# Residency for non EU national,holding EU residency



## peanut (Jan 26, 2009)

Heading to Spain in a couple of months. I'm Romanian ,my husband is Iranian and has Romanian residency. What do we have to do once we arrive there? As far as I understand we don't need to do anything for 90 days. We're going to check out Spain and would like very much to settle down there. Since I have two little kids,my husband is the one who'll stay there longer and I'll move back and forth. But probably I have to be there to prove he's married to an UE national when he files for residency card.
What does my husband have to do? Register at the police station,required to have residency card,etc? How about myself?
From my understanding,first we need to rent a place in order to be able to get a residency certificate?


----------



## xabiaxica (Jun 23, 2009)

peanut said:


> Heading to Spain in a couple of months. I'm Romanian ,my husband is Iranian and has Romanian residency. What do we have to do once we arrive there? As far as I understand we don't need to do anything for 90 days. We're going to check out Spain and would like very much to settle down there. Since I have two little kids,my husband is the one who'll stay there longer and I'll move back and forth.
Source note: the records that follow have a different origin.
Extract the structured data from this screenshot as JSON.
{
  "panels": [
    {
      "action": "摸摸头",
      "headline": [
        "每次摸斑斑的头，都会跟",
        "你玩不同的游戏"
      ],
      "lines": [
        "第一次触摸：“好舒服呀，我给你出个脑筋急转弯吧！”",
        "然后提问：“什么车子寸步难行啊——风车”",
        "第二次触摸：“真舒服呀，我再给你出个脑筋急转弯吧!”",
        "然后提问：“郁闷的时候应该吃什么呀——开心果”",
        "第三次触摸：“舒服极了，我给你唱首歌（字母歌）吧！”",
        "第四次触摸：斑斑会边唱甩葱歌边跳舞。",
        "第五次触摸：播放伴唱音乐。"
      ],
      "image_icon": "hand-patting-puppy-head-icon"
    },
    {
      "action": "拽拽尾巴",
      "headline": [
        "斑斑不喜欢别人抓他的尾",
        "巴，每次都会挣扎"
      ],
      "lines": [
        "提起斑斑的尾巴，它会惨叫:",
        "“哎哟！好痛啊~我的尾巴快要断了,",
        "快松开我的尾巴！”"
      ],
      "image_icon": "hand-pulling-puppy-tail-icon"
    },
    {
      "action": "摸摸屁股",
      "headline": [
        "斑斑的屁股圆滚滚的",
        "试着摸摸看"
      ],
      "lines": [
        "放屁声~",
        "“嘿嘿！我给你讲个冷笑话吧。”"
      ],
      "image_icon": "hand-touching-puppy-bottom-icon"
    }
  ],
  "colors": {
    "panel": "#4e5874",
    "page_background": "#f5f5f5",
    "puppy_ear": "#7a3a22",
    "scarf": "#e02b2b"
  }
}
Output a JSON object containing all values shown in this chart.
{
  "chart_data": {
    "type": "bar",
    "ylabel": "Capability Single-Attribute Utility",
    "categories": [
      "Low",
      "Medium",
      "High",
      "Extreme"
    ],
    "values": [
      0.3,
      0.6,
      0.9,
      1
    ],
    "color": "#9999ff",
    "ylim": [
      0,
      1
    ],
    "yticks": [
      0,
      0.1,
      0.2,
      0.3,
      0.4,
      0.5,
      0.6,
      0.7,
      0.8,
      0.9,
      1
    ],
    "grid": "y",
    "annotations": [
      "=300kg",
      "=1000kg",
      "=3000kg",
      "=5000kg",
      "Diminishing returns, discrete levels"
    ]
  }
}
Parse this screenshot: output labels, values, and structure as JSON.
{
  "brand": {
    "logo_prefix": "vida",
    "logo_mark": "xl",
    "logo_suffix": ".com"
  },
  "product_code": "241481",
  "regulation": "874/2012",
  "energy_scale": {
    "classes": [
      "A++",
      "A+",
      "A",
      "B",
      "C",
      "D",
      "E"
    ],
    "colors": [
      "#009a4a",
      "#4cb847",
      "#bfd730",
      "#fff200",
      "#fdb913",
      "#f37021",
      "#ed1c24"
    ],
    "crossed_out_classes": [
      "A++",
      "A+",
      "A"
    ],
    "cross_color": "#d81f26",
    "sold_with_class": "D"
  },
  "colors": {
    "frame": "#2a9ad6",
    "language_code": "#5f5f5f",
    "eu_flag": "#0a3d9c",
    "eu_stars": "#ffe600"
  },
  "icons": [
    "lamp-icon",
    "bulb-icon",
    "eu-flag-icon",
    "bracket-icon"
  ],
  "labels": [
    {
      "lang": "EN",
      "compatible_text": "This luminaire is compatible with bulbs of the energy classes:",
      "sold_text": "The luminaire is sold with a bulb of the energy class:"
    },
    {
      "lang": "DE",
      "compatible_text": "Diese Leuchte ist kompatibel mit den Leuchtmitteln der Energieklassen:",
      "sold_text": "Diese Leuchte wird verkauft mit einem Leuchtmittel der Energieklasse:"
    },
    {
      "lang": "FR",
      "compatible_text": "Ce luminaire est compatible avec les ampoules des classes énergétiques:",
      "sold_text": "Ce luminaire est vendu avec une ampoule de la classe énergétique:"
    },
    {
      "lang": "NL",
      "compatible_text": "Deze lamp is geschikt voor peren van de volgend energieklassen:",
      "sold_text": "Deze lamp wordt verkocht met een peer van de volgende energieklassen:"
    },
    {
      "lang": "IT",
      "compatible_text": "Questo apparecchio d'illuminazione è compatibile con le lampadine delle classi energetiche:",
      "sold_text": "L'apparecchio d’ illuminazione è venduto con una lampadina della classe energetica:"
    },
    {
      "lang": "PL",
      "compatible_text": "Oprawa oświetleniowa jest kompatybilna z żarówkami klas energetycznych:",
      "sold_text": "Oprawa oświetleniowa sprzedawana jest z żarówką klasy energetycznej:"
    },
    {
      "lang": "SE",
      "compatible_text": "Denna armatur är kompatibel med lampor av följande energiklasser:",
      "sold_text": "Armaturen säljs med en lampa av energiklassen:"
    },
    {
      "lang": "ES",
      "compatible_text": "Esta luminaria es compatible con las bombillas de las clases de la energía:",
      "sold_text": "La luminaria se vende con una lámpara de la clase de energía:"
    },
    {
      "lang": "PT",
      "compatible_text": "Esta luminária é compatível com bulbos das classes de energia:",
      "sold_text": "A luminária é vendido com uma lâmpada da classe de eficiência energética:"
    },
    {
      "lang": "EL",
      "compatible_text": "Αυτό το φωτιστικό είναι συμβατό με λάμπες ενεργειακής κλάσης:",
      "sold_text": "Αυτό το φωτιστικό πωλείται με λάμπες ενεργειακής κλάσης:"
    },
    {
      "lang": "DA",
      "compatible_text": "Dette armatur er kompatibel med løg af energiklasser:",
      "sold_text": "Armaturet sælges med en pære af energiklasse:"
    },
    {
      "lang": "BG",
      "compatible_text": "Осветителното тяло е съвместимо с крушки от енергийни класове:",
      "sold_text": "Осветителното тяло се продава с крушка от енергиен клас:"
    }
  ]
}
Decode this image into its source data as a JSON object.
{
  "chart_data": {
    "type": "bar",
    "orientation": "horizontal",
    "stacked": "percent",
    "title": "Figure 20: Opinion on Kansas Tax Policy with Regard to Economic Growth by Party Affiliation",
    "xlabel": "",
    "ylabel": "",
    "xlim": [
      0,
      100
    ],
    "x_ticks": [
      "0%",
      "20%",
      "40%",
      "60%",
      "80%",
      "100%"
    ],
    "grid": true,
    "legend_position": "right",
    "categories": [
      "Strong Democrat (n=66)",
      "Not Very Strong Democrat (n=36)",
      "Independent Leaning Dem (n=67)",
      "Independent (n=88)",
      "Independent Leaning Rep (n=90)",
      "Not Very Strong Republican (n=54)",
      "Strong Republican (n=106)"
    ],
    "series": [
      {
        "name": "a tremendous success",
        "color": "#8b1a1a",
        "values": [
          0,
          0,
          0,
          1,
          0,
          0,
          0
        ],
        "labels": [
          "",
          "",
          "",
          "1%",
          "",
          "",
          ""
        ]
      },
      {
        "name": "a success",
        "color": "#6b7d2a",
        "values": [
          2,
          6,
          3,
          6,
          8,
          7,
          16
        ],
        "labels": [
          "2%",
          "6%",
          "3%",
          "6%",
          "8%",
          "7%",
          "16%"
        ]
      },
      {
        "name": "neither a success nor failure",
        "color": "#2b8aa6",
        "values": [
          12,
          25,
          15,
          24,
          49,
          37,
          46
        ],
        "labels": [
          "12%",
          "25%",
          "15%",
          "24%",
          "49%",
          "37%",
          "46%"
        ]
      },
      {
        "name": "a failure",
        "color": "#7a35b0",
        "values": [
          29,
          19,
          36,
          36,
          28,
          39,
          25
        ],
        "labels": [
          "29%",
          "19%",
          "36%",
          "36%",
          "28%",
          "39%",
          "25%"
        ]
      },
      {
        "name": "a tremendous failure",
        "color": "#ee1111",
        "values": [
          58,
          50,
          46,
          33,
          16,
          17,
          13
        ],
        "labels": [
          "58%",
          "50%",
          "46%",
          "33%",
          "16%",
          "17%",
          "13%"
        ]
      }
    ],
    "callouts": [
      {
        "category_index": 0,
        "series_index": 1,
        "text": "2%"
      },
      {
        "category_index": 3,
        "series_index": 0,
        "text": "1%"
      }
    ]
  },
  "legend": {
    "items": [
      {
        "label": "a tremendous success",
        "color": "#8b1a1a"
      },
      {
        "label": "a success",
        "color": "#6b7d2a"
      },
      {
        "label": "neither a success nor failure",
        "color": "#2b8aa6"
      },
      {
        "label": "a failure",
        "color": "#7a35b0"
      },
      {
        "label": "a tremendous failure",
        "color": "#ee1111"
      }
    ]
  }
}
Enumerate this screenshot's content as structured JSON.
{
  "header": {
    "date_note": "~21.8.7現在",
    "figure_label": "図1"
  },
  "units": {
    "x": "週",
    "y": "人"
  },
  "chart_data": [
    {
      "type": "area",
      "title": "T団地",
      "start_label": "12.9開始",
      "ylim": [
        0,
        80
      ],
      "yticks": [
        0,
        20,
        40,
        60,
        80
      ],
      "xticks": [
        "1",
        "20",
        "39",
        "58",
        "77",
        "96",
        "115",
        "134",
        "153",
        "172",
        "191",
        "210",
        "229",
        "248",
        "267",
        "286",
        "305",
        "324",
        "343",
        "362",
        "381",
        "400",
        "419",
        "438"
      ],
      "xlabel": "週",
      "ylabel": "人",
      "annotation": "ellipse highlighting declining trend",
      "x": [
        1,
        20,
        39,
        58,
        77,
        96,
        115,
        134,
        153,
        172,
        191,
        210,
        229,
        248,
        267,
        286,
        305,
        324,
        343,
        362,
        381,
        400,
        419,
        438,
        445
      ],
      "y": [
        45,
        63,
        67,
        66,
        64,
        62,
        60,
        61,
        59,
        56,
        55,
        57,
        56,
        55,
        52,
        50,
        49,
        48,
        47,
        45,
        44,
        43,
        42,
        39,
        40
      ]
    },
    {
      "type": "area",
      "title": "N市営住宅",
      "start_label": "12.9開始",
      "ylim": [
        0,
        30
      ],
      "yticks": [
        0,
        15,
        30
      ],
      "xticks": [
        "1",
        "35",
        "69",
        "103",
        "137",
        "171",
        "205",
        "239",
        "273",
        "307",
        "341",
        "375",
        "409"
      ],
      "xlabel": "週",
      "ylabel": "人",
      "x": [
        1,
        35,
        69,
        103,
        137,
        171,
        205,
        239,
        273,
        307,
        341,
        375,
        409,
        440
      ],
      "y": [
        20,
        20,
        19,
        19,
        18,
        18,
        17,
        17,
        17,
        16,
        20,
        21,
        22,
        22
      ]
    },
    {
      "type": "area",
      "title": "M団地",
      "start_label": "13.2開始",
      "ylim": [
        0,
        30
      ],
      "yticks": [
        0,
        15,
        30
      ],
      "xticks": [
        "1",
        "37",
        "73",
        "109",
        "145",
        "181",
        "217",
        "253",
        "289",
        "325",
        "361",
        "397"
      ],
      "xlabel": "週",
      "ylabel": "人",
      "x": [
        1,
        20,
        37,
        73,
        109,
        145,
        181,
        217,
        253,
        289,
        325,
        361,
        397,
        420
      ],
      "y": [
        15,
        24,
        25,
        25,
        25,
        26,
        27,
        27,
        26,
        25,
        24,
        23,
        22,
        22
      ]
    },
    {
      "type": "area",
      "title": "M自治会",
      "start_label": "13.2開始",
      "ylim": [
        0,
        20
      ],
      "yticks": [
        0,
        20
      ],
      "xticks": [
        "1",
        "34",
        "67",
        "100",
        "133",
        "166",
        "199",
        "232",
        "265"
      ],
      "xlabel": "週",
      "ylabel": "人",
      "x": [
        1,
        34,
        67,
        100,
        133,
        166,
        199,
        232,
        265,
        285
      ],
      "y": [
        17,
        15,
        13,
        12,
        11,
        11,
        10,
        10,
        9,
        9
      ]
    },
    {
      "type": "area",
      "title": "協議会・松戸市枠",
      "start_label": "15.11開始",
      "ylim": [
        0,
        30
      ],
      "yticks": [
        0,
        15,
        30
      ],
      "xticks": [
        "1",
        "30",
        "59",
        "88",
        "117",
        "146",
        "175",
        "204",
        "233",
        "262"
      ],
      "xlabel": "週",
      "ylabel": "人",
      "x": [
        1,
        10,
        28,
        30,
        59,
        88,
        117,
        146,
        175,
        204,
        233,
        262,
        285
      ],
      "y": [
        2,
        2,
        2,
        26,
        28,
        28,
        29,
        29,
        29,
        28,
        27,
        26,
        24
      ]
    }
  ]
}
But probably I have to be there to prove he's married to an UE national when he files for residency card.
> What does my husband have to do? Register at the police station,required to have residency card,etc? How about myself?
> From my understanding,first we need to rent a place in order to be able to get a residency certificate?


it sounds very complicated

I think the best thing would be to ask in Romania first - the Iranian embassy, wherever he was issued Romanian residency & also the Spanish embassy in Romania


----------